May 19, 2013 in City, Region
U.S. to reconsider sea lion protection
ANCHORAGE, Alaska – The National Marine Fisheries Service announced Tuesday it will consider dialing back commercial fishing restrictions in the western Aleutian Islands that were put in place to protect endangered Steller sea lions.
The agency will take public comment on five alternatives for measures aimed at protecting sea lions with an eye toward reducing the economic effect on fishermen seeking Pacific cod, pollock and Atka mackerel.
Four of the alternatives, including the agency’s preliminary preference, would loosen fishing restrictions put in place two years ago.
The agency is under a court order to provide additional public review of the environmental work it did before putting restrictions in place.
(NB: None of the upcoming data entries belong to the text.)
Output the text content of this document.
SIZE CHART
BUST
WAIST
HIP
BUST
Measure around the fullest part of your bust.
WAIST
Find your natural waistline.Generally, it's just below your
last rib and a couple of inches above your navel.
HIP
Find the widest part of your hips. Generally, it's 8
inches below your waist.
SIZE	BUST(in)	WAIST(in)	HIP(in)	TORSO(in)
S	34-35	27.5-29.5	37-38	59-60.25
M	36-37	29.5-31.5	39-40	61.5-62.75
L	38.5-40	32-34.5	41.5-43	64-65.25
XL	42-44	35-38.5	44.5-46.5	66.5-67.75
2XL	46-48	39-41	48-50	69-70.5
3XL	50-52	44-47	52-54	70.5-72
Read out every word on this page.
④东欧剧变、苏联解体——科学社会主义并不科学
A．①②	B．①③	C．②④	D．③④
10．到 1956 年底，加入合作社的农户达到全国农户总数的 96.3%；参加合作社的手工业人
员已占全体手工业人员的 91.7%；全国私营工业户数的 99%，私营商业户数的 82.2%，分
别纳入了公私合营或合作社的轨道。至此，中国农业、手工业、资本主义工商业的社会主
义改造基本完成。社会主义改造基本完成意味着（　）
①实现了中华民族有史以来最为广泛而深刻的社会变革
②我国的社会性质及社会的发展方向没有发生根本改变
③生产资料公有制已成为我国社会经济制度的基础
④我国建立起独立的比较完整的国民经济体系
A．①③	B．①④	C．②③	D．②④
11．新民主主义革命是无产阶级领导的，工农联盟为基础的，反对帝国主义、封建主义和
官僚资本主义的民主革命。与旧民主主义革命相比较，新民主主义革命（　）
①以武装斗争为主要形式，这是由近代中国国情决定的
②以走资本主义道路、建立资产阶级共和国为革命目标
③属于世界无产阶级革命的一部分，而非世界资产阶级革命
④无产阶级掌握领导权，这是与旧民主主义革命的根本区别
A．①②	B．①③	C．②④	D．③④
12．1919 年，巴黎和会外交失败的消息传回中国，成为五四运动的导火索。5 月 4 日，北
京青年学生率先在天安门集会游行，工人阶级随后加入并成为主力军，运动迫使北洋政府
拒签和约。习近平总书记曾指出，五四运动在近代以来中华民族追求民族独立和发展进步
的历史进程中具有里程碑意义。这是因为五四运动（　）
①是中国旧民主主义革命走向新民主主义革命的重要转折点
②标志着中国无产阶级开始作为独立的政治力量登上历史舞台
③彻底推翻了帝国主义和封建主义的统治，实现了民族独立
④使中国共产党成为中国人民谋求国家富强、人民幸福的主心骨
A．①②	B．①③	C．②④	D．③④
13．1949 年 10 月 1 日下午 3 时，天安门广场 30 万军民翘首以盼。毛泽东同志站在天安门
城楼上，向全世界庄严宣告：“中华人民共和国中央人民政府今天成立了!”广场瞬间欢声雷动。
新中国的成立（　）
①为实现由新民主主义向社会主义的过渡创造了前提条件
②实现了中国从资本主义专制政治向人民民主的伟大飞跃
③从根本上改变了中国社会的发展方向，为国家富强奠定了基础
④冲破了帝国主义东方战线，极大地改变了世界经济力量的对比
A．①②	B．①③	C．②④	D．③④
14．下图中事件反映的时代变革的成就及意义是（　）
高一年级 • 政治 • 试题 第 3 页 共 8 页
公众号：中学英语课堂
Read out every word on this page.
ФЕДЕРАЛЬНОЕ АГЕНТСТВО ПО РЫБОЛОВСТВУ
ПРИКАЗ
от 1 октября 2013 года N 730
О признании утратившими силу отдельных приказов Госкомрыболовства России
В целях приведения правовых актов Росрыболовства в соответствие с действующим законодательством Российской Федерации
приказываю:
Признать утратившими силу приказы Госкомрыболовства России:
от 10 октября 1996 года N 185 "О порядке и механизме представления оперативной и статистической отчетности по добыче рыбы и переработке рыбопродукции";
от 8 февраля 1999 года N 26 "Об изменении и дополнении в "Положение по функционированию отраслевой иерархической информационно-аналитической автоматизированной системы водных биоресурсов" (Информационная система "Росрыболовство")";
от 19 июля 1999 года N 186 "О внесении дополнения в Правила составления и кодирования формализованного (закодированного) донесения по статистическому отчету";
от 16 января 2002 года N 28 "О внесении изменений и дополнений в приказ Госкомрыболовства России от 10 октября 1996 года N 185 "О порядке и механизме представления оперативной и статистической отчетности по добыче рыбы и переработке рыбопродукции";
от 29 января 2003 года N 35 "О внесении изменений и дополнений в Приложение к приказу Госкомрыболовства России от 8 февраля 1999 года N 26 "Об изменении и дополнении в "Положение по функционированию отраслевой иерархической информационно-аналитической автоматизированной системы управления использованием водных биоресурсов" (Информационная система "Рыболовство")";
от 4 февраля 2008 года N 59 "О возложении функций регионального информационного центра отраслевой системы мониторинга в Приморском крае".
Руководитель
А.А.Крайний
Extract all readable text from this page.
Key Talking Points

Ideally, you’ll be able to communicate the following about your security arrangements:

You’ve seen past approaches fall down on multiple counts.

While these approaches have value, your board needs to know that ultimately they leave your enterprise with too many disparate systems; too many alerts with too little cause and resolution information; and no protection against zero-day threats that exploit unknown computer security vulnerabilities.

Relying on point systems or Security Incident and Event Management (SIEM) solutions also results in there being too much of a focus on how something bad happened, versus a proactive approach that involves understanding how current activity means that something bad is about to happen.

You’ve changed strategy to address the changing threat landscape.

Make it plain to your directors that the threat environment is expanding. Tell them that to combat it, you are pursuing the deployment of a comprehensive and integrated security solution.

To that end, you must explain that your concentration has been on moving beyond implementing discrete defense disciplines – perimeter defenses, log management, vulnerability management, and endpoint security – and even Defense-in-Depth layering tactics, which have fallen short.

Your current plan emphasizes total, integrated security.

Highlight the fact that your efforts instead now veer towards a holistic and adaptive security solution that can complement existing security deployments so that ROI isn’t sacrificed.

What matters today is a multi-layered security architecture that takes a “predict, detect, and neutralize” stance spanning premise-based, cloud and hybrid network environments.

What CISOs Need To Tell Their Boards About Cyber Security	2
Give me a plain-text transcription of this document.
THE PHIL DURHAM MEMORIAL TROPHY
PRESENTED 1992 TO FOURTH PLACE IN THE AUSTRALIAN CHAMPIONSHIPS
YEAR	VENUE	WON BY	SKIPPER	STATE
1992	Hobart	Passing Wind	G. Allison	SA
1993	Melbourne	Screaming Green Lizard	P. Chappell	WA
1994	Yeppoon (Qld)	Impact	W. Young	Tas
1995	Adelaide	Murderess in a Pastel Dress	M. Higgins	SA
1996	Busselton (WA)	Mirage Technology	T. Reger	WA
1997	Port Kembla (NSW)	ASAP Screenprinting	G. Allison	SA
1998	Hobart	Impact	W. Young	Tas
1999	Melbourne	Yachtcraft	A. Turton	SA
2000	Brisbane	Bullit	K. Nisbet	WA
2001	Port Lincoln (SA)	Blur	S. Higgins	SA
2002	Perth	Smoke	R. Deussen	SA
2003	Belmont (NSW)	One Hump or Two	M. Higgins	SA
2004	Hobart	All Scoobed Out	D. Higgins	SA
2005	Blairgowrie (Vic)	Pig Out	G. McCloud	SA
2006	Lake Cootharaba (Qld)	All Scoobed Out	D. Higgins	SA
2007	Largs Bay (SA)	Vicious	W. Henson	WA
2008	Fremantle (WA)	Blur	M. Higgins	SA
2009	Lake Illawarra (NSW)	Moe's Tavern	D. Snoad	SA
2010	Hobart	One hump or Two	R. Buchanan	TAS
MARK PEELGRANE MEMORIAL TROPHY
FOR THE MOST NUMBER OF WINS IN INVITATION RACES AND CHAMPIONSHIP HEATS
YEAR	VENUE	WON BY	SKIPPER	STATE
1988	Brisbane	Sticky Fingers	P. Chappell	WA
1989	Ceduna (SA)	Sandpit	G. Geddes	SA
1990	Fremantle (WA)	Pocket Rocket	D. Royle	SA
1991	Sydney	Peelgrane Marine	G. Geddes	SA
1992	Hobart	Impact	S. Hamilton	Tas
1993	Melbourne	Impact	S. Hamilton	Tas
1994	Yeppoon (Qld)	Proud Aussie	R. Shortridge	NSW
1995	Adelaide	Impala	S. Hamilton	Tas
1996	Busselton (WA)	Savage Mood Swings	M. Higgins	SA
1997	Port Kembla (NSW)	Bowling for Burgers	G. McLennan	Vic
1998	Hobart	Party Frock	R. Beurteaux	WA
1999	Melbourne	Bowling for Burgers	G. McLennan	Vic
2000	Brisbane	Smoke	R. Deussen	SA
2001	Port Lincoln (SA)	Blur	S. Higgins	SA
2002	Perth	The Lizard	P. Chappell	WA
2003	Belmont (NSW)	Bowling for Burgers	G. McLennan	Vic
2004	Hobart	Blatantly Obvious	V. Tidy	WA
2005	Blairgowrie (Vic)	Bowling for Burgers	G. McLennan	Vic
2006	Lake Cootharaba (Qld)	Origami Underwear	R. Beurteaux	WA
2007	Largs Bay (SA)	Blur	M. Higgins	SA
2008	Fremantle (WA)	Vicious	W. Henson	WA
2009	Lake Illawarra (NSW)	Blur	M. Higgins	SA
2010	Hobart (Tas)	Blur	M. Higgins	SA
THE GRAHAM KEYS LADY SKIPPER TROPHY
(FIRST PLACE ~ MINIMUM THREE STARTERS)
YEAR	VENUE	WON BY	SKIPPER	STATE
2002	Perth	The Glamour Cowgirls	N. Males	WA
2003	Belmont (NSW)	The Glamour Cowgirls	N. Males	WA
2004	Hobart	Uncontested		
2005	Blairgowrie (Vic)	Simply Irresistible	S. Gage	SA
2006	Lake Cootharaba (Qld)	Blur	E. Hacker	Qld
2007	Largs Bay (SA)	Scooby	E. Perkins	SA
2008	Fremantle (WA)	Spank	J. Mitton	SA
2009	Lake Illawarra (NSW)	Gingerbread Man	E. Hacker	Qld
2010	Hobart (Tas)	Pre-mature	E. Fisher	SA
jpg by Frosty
Steller sea lions feed on the same fish sought by commercial fishermen and Mike LeVine, a staff attorney for Oceana, said modifying restrictions would continue a cycle of controversy and litigation.
“All of the action alternatives are steps backwards that simply authorize more fishing,” he said.
Commercial fishing groups and the state of Alaska sued to overturn the restrictions. Doug Vincent-Lang, director of the Alaska Division of Wildlife Conservation, said the state is pleased that the federal agency is correcting flaws in the public process but worried that the latest environmental impact statement continues to connect commercial fishing to Steller sea lion nutritional stress and thus a nosedive in population numbers.
The western sea lion range begins east of Cordova and stretches west to include all of the Aleutian Islands. The western population in the early 1980s was estimated at 250,000. The current population is estimated at 52,000.
U.S. District Judge Timothy Burgess ruled that the NMFS followed acceptable procedures for concluding that fishing must be curtailed because sea lions were nutritionally stressed and not getting enough to eat. However, he faulted the agency for its environmental review and concluded more public review was needed.
The public will have 60 days to comment on the proposals starting Friday.